I host a live public daily radio show out of San Francisco, a city which had a grand total of 8% of its citizens voting for Donald J Trump. So it was unsurprising that immediately following the election many in my area expressed, gloom about Donald Trump’s victory. At events to promote my book on Jewish humor, some audience members said they had come to see me because, given the election results, they felt heartsick, fearful and desperately needed to laugh.
That said, I met some Jews at an Orthodox shul in Ohio who championed Trump, because they expected him to defend Israel, rip up the Iran nuclear deal and lean on mishpachah (his Jewish daughter Ivanka and son-in-law Jared Kushner), to govern.
But far more tribe members feared Trump, seeing him as uninformed, overly nationalistic, autocratic and uncomfortably cozy with white supremacists. I believe, however, that Jewish humor can serve as a salve for those distressed about the Trump presidency.
Jewish humor has sustained our people for centuries, through hardship and tyranny far worse than what might emerge from Trump, who, I must confess, during the presidential campaign, often reminded me, especially in his weird facial expressions, of Benito Mussolini. There was something ridiculous about Il Duce just as there is about the Donald, especially in his non-verbal gestures, vanities, egotism and thin skin.
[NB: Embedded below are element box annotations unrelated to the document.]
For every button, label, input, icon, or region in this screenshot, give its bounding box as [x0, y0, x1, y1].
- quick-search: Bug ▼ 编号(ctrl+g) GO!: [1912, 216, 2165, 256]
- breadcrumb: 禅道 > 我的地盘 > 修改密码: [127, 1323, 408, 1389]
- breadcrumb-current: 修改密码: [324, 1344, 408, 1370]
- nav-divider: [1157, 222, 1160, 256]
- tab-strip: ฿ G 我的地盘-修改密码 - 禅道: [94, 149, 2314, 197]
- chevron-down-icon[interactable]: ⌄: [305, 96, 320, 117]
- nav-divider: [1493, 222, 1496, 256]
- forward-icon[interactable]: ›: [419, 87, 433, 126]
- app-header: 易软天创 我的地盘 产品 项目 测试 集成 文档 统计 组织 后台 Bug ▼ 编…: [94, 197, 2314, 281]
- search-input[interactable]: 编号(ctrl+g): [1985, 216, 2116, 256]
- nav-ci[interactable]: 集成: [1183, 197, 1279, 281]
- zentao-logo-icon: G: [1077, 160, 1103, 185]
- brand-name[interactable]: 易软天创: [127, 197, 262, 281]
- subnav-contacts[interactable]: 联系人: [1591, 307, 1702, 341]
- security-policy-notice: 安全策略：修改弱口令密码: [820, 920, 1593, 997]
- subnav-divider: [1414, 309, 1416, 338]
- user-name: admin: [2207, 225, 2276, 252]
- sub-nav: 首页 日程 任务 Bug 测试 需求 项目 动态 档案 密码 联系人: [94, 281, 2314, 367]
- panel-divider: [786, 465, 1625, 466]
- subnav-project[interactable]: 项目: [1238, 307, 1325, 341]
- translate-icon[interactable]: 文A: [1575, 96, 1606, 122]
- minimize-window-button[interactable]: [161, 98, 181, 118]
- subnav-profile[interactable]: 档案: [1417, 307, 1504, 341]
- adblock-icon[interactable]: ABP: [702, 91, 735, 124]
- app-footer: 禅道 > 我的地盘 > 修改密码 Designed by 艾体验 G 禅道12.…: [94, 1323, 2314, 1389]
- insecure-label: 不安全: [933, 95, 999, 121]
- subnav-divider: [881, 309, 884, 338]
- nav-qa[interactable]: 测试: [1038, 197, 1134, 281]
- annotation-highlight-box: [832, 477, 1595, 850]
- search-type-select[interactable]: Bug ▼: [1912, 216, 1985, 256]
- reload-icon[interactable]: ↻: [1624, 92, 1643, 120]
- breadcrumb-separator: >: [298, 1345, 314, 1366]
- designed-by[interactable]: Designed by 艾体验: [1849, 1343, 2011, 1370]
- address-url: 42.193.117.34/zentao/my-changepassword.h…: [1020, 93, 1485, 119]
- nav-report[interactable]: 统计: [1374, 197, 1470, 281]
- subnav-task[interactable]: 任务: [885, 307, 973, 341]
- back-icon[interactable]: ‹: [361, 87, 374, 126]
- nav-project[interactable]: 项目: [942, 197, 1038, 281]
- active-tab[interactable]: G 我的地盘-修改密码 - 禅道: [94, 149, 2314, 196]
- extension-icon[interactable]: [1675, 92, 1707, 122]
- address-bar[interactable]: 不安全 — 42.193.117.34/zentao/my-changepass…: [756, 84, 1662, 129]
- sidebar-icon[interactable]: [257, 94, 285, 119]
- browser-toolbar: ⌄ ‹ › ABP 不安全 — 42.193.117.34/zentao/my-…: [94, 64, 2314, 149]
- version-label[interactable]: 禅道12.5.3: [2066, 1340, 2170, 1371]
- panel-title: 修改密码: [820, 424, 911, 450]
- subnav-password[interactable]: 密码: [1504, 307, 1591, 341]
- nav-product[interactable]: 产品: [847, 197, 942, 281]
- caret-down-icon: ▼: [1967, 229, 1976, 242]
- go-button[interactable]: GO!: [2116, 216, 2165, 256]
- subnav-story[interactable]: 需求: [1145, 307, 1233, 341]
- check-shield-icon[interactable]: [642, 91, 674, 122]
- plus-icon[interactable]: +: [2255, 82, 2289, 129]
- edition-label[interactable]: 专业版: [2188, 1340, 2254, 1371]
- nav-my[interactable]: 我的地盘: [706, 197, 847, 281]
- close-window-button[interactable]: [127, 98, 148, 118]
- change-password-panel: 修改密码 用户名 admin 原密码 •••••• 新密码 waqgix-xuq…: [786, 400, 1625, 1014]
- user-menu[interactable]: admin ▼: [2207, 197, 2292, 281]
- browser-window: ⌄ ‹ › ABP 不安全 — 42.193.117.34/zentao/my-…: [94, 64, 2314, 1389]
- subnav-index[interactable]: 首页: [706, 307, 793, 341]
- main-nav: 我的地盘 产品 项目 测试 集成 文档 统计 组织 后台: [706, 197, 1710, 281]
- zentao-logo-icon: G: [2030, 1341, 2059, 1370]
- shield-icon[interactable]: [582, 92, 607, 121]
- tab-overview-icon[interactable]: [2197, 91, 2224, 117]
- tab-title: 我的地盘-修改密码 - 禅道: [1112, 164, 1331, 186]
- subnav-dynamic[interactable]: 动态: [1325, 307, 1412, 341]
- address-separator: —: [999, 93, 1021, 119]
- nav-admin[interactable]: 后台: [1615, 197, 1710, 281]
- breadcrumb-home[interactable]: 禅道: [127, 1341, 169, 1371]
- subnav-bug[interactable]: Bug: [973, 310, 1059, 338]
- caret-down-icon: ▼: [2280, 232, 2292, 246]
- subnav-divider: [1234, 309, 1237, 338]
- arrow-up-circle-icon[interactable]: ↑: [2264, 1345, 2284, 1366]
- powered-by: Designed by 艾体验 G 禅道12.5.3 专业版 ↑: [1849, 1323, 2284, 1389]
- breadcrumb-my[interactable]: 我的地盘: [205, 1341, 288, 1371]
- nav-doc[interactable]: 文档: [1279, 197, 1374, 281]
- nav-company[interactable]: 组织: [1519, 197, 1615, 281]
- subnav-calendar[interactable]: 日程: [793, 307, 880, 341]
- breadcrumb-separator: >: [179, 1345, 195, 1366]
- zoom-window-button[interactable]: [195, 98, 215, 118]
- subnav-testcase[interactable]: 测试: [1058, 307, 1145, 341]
His potential for abusing power and doing harm remain apparent to many (though others have said let’s give him a chance) and so do his flaws, crudities and weaknesses.
Not long after the Trump presidency was fait accompli, Sarah Silverman tweeted: “Our country is being run by racist, misogynist, science deniers who can’t see beyond their joyless greed;” then she added, “Have a great Wednesday.” Jewish humor has long been a way of releasing anxiety, but also of speaking truth to power and exposing personal failings, absurdities and hypocrisies of those who wield it abusively. About 200 people walked out of an Amy Schumer comedy performance in Florida right before the election when the comic began to take on Trump, jabbing him as “an orange sexual-assaulting, fake-college-starting monster.”
Jews have long been touched by the abuses of power and deployed humor as a crucial way of dealing with it. Bill Maher, whose mother was Jewish, though he was raised Catholic (he once claimed he would go to confession with his lawyer, Mr. Cohen), insisted, in a play on the Obama birther issue, that Trump prove his father was not an orangutan. Trump’s non-orangutan paternity had to be proven, Maher reasoned, given Trump’s physique, intelligence level and hair.
Additionally, Jewish humor often provides a release, a catharsis, an analgesic to pain and even suffering. Affliction is turned into bitterly funny jokes, like the one in which the doctor tells his patient he has bad news. The patient has both cancer and a serious heart condition. “But there is good news too,” promises the doctor. “You are not a hypochondriac.” A friend of mine recently told me of a family of Jewish survivors in Holland who had been living there during the Holocaust. They were, like Anne Frank, holed up in a tiny, claustrophobic attic enclosure. They had been compelled to dispose of most of their belongings, including nearly all of their many books, but they held on to a few precious personal items, including an oft-read book of Jewish humor, which helped to sustain their spirits during that horrible time.
The sad but real fact is that, through the ages, Jews have proven to possess the rare ability to make humor out of just about anything as a means of survival. A Jew is told the earth will soon be flooded and all living organisms will drown and die. He says he will begin to study how to live underwater. Jewish humor has a good deal in common with the Golem, that magical Jewish folkloric character created from inanimate matter, who aggressively took on enemies of Jews and held disasters at bay.
After the election, I recalled my grandfather’s humorous words during the height of the Watergate crisis. I told him of my hope that Richard Nixon would be impeached and replaced by a better, more decent chief executive, one who respected the Constitution. With an ironic lilt to his voice and generations of Jewish history of living under variations of Russian tyranny embedded in his response, he replied, “This Czar is bad enough. We need a new one?”
Michael Krasny, PhD, is the author of “Let There Be Laughter: A Treasury of Great Jewish Humor and What it All Means.” He hosts “Forum with Michael Krasny” on KQED Radio, the NPR affiliate in San Francisco. and is Professor of English at San Francisco State University.